Keynote Speakers

Nicholas Coops (University of British Columbia, Canada)

Towards near real time forest inventory using satellite and laser scanning data

Nicholas Coops is a faculty member in the Department of Forest Resources Management at UBC, and holds a Canada Research Chair (CRC) in remote sensing. He obtained his PhD from the Royal Melbourne Institute of Technology in Melbourne, Australia, and then worked at CSIRO, the Australian government research labs.

Nicholas’ research focuses on the application of remote sensing imagery to the monitoring and mapping of forest and vegetation health and productivity. A key research focus is the development of forest inventory techniques using high spatial resolution optical remote sensing imagery and LiDAR.

Laura Duncanson (University of Maryland, USA)

Global forest biomass budgets from GEDI and ICESat-2 – How can satellite data inform forest conservation and policy

Laura Duncanson is an Assistant Professor of Geographical Sciences at the University of Maryland, College Park. She received her B.Sc. Hons. from Queen’s University if Kingston, Ontario, MSc at the University of Victoria, and PhD from the University of Maryland, College Park in 2015.

Her research focuses on using LiDAR remote sensing for biomass mapping, ecological studies, and policy relevant applications. She has worked with spaceborne LiDAR for over a decade starting with ICESat’s GLAS, and has worked for the past five years on algorithm development for GEDI’s biomass products.

Dr. Kate Fickas (Ladies of Landsat)

Community over Competition

The Ladies of Landsat is a supportive and intersectional organization for underrepresented earth observation scientists. The Twitter-based organization was founded in 2018 by Dr. Kate Fickas and joined soon after by co-director Dr. Morgan Crowley and lead-organizers Dr. Flávia de Souza Mendes, Dr. Meghan Halabisky, and Dr. Crista Straub. Led by a group of women hoping to make the field of Earth observation (EO) more equitable and inclusive for underrepresented scientists, they now have grown over 10,300 members on Twitter. 

In this talk, Dr. Fickas discusses how the field of EO has been dominated by the voices of those who have historically held positions of power, and how Ladies of Landsat are working from multiple directions to achieve a broader mission to make an impact on the field. First, they work bottom-up to amplify the representation of women and other underrepresented scientists in EO science. Second, they lead top-down calls for action from leaders in power and active allies who have the capacity to change the status quo when it comes to diversity, equity, justice, inclusion, and accessibility (DEJIA) in remote sensing.  

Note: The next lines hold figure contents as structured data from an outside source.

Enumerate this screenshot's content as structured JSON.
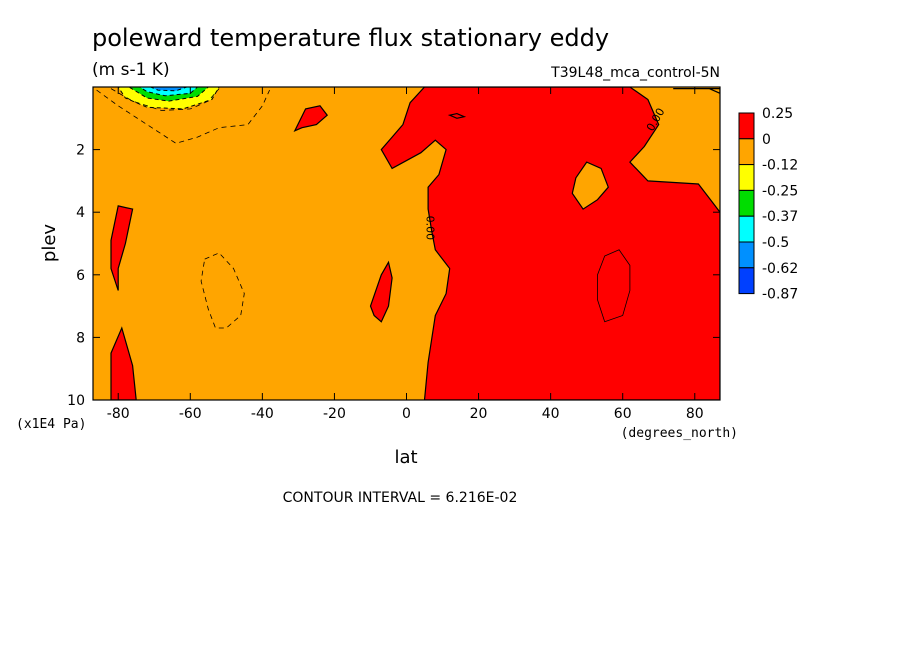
{
  "title": "poleward temperature flux stationary eddy",
  "units": "(m s-1 K)",
  "run_label": "T39L48_mca_control-5N",
  "xunit_label": "(degrees_north)",
  "yunit_label": "(x1E4 Pa)",
  "contour_interval": "CONTOUR INTERVAL = 6.216E-02",
  "colors": {
    "red": "#ff0000",
    "orange": "#ffa500",
    "yellow": "#ffff00",
    "green": "#00dd00",
    "cyan": "#00ffff",
    "blue_mid": "#0090ff",
    "blue": "#0040ff"
  },
  "chart_data": {
    "type": "heatmap",
    "title": "poleward temperature flux stationary eddy",
    "xlabel": "lat",
    "ylabel": "plev",
    "xlim": [
      -87,
      87
    ],
    "ylim": [
      10,
      0
    ],
    "x_ticks": [
      "-80",
      "-60",
      "-40",
      "-20",
      "0",
      "20",
      "40",
      "60",
      "80"
    ],
    "y_ticks": [
      "2",
      "4",
      "6",
      "8",
      "10"
    ],
    "x_tick_values": [
      -80,
      -60,
      -40,
      -20,
      0,
      20,
      40,
      60,
      80
    ],
    "y_tick_values": [
      2,
      4,
      6,
      8,
      10
    ],
    "colorbar_labels": [
      "0.25",
      "0",
      "-0.12",
      "-0.25",
      "-0.37",
      "-0.5",
      "-0.62",
      "-0.87"
    ],
    "colorbar_colors": [
      "#ff0000",
      "#ffa500",
      "#ffff00",
      "#00dd00",
      "#00ffff",
      "#0090ff",
      "#0040ff"
    ],
    "contour_label_text": "0.00",
    "regions": [
      {
        "name": "positive-flux-northern-hemisphere",
        "color": "#ff0000",
        "poly": [
          [
            5,
            0
          ],
          [
            62,
            0
          ],
          [
            67,
            0.4
          ],
          [
            70,
            1.2
          ],
          [
            66,
            1.9
          ],
          [
            62,
            2.4
          ],
          [
            67,
            3.0
          ],
          [
            81,
            3.1
          ],
          [
            85,
            3.7
          ],
          [
            87,
            4.0
          ],
          [
            87,
            10
          ],
          [
            5,
            10
          ],
          [
            6,
            8.8
          ],
          [
            8,
            7.3
          ],
          [
            11,
            6.6
          ],
          [
            12,
            5.8
          ],
          [
            8,
            5.2
          ],
          [
            7,
            4.6
          ],
          [
            6,
            3.9
          ],
          [
            6,
            3.2
          ],
          [
            9,
            2.8
          ],
          [
            11,
            2.0
          ],
          [
            8,
            1.7
          ],
          [
            4,
            2.1
          ],
          [
            -4,
            2.6
          ],
          [
            -7,
            2.0
          ],
          [
            -4,
            1.6
          ],
          [
            -1,
            1.2
          ],
          [
            1,
            0.5
          ]
        ]
      },
      {
        "name": "orange-island-north-pole",
        "color": "#ffa500",
        "poly": [
          [
            74,
            0.05
          ],
          [
            84,
            0.05
          ],
          [
            87,
            0.2
          ],
          [
            87,
            0.05
          ]
        ]
      },
      {
        "name": "orange-island-45N",
        "color": "#ffa500",
        "poly": [
          [
            47,
            2.9
          ],
          [
            50,
            2.4
          ],
          [
            54,
            2.6
          ],
          [
            56,
            3.2
          ],
          [
            53,
            3.6
          ],
          [
            49,
            3.9
          ],
          [
            46,
            3.4
          ]
        ]
      },
      {
        "name": "negative-cell-55N",
        "color": "#ff0000",
        "contour_only": true,
        "poly": [
          [
            55,
            5.4
          ],
          [
            59,
            5.2
          ],
          [
            62,
            5.7
          ],
          [
            62,
            6.5
          ],
          [
            60,
            7.3
          ],
          [
            55,
            7.5
          ],
          [
            53,
            6.8
          ],
          [
            53,
            6.0
          ]
        ]
      },
      {
        "name": "red-island-30S",
        "color": "#ff0000",
        "poly": [
          [
            -31,
            1.4
          ],
          [
            -28,
            0.7
          ],
          [
            -24,
            0.6
          ],
          [
            -22,
            0.9
          ],
          [
            -25,
            1.2
          ],
          [
            -29,
            1.3
          ]
        ]
      },
      {
        "name": "red-island-15N-top",
        "color": "#ff0000",
        "poly": [
          [
            12,
            0.9
          ],
          [
            14,
            0.85
          ],
          [
            16,
            0.95
          ],
          [
            14,
            1.0
          ]
        ]
      },
      {
        "name": "red-island-80S-mid",
        "color": "#ff0000",
        "poly": [
          [
            -82,
            4.9
          ],
          [
            -80,
            3.8
          ],
          [
            -76,
            3.9
          ],
          [
            -78,
            5.0
          ],
          [
            -80,
            5.8
          ],
          [
            -80,
            6.5
          ],
          [
            -82,
            5.8
          ]
        ]
      },
      {
        "name": "red-island-8S",
        "color": "#ff0000",
        "poly": [
          [
            -10,
            7.0
          ],
          [
            -7,
            6.0
          ],
          [
            -5,
            5.6
          ],
          [
            -4,
            6.1
          ],
          [
            -5,
            7.0
          ],
          [
            -7,
            7.5
          ],
          [
            -9,
            7.3
          ]
        ]
      },
      {
        "name": "red-island-80S-bottom",
        "color": "#ff0000",
        "poly": [
          [
            -82,
            10
          ],
          [
            -82,
            8.5
          ],
          [
            -79,
            7.7
          ],
          [
            -76,
            8.9
          ],
          [
            -75,
            10
          ]
        ]
      }
    ],
    "cold_anomaly": {
      "name": "negative-cell-65S-top",
      "layers": [
        {
          "color": "#ffff00",
          "poly": [
            [
              -80,
              0
            ],
            [
              -52,
              0
            ],
            [
              -54,
              0.4
            ],
            [
              -62,
              0.7
            ],
            [
              -72,
              0.65
            ],
            [
              -78,
              0.35
            ]
          ]
        },
        {
          "color": "#00dd00",
          "poly": [
            [
              -77,
              0
            ],
            [
              -55,
              0
            ],
            [
              -58,
              0.3
            ],
            [
              -66,
              0.45
            ],
            [
              -72,
              0.35
            ]
          ]
        },
        {
          "color": "#00ffff",
          "poly": [
            [
              -74,
              0
            ],
            [
              -58,
              0
            ],
            [
              -60,
              0.2
            ],
            [
              -67,
              0.28
            ],
            [
              -72,
              0.15
            ]
          ]
        },
        {
          "color": "#0090ff",
          "poly": [
            [
              -71,
              0
            ],
            [
              -61,
              0
            ],
            [
              -64,
              0.12
            ],
            [
              -69,
              0.1
            ]
          ]
        }
      ]
    },
    "dashed_contours": [
      {
        "name": "negative-contour-upper",
        "points": [
          [
            -86,
            0.1
          ],
          [
            -80,
            0.6
          ],
          [
            -72,
            1.2
          ],
          [
            -64,
            1.8
          ],
          [
            -58,
            1.6
          ],
          [
            -52,
            1.3
          ],
          [
            -44,
            1.2
          ],
          [
            -40,
            0.6
          ],
          [
            -38,
            0.1
          ]
        ]
      },
      {
        "name": "negative-contour-upper-inner",
        "points": [
          [
            -82,
            0.05
          ],
          [
            -76,
            0.45
          ],
          [
            -68,
            0.75
          ],
          [
            -60,
            0.7
          ],
          [
            -55,
            0.45
          ],
          [
            -52,
            0.05
          ]
        ]
      },
      {
        "name": "negative-contour-mid",
        "points": [
          [
            -56,
            5.5
          ],
          [
            -52,
            5.3
          ],
          [
            -48,
            5.8
          ],
          [
            -45,
            6.6
          ],
          [
            -46,
            7.3
          ],
          [
            -50,
            7.7
          ],
          [
            -53,
            7.7
          ],
          [
            -55,
            7.1
          ],
          [
            -57,
            6.2
          ],
          [
            -56,
            5.5
          ]
        ]
      }
    ]
  }
}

It’s an exciting time to be in the field of EO as significant advances are being made every day towards increased gender representation. In the past, barriers to mentorship, data accessibility, education, outreach, and collaboration limited women and other underrepresented scientists from using remote sensing and EO. However, these barriers continue to be broken down with the burst of free and open cyberinfrastructure, open science, and accessible communication. With a more diverse, equitable, and inclusive EO community comes more thoughtful, meaningful, and innovative research and applications. Importantly, there is also an increase in representation of who is using the data along with this progress, which is essential for girls and women of all ages to see that folks from all backgrounds, careers, and fields can be part of a broader EO community.  

Plenary Panel: Diversity and inclusivity of local and Indigenous community knowledge in earth observation

Following Dr. Fickas’ introduction to Ladies of Landsat and DEJIA in earth observation, she will moderate a panel of earth observation and social scientists who will discuss the importance of including local and indigenous community voices and knowledge in forestry earth observation research. Because of the current and increasing breadth of earth observation sensors and access to analysis and tools it is more possible now than ever to research an area of the globe without having ever visited that location. Incorporating local ecological and cultural knowledge in remote sensing of forested systems creates the opportunity for more impactful research, meaningful collaborations, and a deeper understanding of ecological systems. The panel will touch on paths towards and barriers to inclusion of local ecological knowledge in earth observation as well as success stories of this type of collaborative science.